Every 51 minutes, a woman faces harassment in India’s public spaces, according to a 2011 National Crime Bureau report. Today, transportation concerns are as acute as ever, ranging from the 2012 gang rape on board a Delhi bus to a recent case involving a 25-year-old woman and her Uber driver.

Uber once served as an alternative to dimly lit roads or empty bus stations, however, the company’s failure to conduct adequate background checks has raised questions over transportation safety across South Asia. South Asian entrepreneurs have taken matters into their own hands, developing their own solutions. However, can apps really keep people safe? SAPAC sets out to investigate this question in “#ShouldITakeThisUber?”.

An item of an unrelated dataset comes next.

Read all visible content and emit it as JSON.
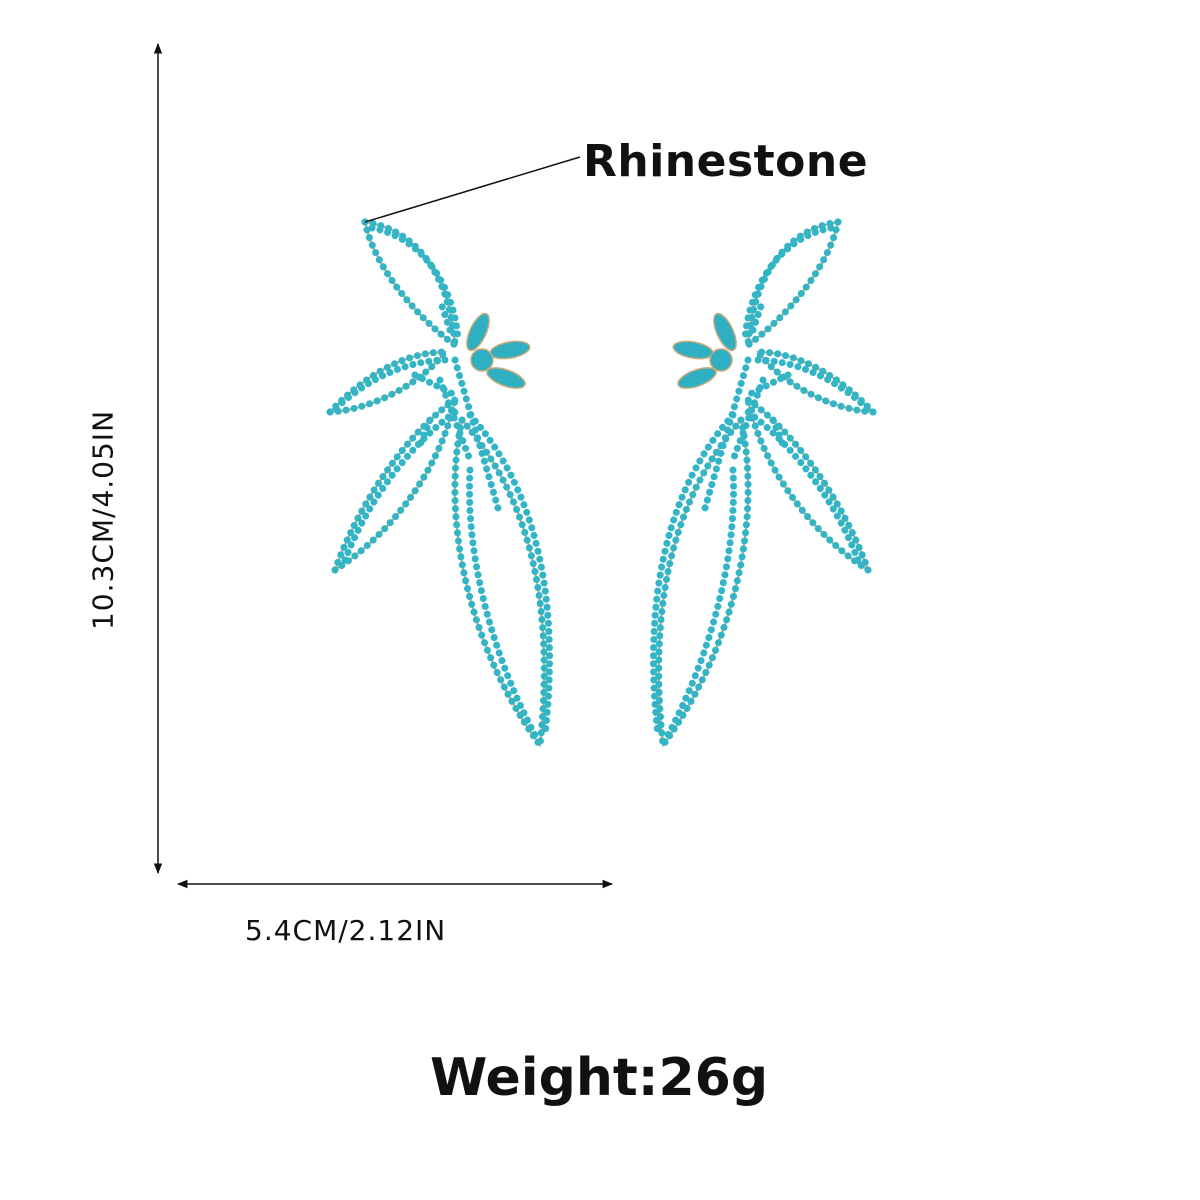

Last December, a driver from the web-based taxi firm Uber was charged with the rape of a female passenger in New Delhi, India. The driver was later found to have had a criminal past and Uber was banned from all operations.

This January, Uber has since resumed its operations following a month and a half ban. The web-based taxi firm has introduced India-specific safety features, such as “Send Status” which allows users to share driver, vehicle and journey details with friends and family, and an “SOS button” that allows riders to call 100, India’s police emergency number, with two taps.

However, Uber’s recent changes have been described as “cosmetic” at best. On International Women’s Day, the 25-year-old lashed out against Uber, stating, “Until women can legitimately feel safe, we cannot obtain equality. Sadly, Uber doesn’t understand this.”

SAPAC invites students from all backgrounds to hear about recent innovations and collaborate on solutions, policies, plugins, and features that will positively impact public transportation in South Asia. Has Uber done enough? What do you like or dislike about their recent additions?

“#ShouldITakeThisUber?” gives students a platform to directly submit our collective suggestions to Uber Management in India. Please join SAPAC on Wednesday, April 8th in Cabot 205 in an attempt to bring forth change and have an impact beyond our campus.